First, generate in investment file (uoo=hhxivarxinvest), and load in windowed stats file (uoo=hhxivarxinvestxvarxwin) 12 month as 1 month window versions.
# 1 month window file, changes in capital-assets themselves (as well as cash/debt)
df_invwin_uniq_fw1bw1 <- PrjThaiHFID::ff_hfid_invest_window(
df_invdates_uniq = tstm_invdates_uniq,
it_window_forward = 1,
it_window_backward = 1,
bl_forward_include_imth = FALSE,
bl_backward_include_imth = FALSE
)
# 12 month window file
df_invwin_uniq_fw12bw12 <- PrjThaiHFID::ff_hfid_invest_window(
df_invdates_uniq = tstm_invdates_uniq,
it_window_forward = 12,
it_window_backward = 12,
bl_forward_include_imth = FALSE,
bl_backward_include_imth = FALSE
)
Second, generate mean and sum stats, short and long, respectively.

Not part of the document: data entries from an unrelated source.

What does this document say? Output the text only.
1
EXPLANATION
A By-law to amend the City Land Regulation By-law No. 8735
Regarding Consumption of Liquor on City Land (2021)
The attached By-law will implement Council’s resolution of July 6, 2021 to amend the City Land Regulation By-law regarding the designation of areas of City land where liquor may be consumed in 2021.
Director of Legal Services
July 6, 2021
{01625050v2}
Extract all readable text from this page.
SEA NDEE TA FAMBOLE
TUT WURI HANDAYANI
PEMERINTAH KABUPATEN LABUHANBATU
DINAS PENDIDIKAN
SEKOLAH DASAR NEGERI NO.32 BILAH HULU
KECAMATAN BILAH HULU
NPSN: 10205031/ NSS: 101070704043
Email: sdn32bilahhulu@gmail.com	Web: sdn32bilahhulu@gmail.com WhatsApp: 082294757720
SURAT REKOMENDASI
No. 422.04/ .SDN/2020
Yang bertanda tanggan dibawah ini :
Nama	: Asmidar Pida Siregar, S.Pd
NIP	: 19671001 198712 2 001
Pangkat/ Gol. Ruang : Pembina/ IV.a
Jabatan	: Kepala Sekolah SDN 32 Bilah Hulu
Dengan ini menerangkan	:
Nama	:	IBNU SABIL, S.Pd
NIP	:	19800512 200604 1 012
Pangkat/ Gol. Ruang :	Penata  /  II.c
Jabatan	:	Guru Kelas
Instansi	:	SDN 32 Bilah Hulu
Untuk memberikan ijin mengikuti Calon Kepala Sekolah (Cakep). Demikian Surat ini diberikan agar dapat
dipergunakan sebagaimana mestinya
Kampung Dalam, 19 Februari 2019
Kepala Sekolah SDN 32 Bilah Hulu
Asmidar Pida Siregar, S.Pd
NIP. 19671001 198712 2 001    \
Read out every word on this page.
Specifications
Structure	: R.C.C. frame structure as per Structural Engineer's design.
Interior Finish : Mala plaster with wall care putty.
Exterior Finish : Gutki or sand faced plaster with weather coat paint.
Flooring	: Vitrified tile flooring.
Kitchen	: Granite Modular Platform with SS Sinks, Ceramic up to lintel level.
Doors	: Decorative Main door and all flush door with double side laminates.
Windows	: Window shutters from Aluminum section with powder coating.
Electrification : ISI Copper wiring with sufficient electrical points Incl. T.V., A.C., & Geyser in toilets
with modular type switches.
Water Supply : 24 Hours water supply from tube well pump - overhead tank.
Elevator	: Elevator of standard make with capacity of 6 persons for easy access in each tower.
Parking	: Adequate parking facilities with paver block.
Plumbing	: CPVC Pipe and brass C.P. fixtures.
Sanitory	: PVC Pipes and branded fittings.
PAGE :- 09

# Either sum or mean, not both
# 1 month window file, mean
df_invest_winstats_fw1bw1_mean <- PrjThaiHFID::ff_hfid_invest_winstats(
df_asset_loan = tstm_asset_loan,
df_invest = tstm_invest,
df_invwin_uniq = df_invwin_uniq_fw1bw1,
bl_compute_sum = FALSE,
bl_compute_mean = TRUE
)
# 12 month window file, sum
df_invest_winstats_fw12bw12_sum <- PrjThaiHFID::ff_hfid_invest_winstats(
df_asset_loan = tstm_asset_loan,
df_invest = tstm_invest,
df_invwin_uniq = df_invwin_uniq_fw12bw12,
bl_compute_sum = TRUE,
bl_compute_mean = FALSE
)
Third, combine output to list.
# Sets of windowed files
ls_df_invest_winstats_fwbw <- list(
# Compare against backward window capital assets
fw1bw1mean_back = df_invest_winstats_fw1bw1_mean,
# Compare against backward window revenue sums
fw12bw12sum_back = df_invest_winstats_fw12bw12_sum
)
ar_svr_window_comp <- c("win_backward", "win_backward")
# Get length and names
it_df_count <- length(ls_df_invest_winstats_fwbw)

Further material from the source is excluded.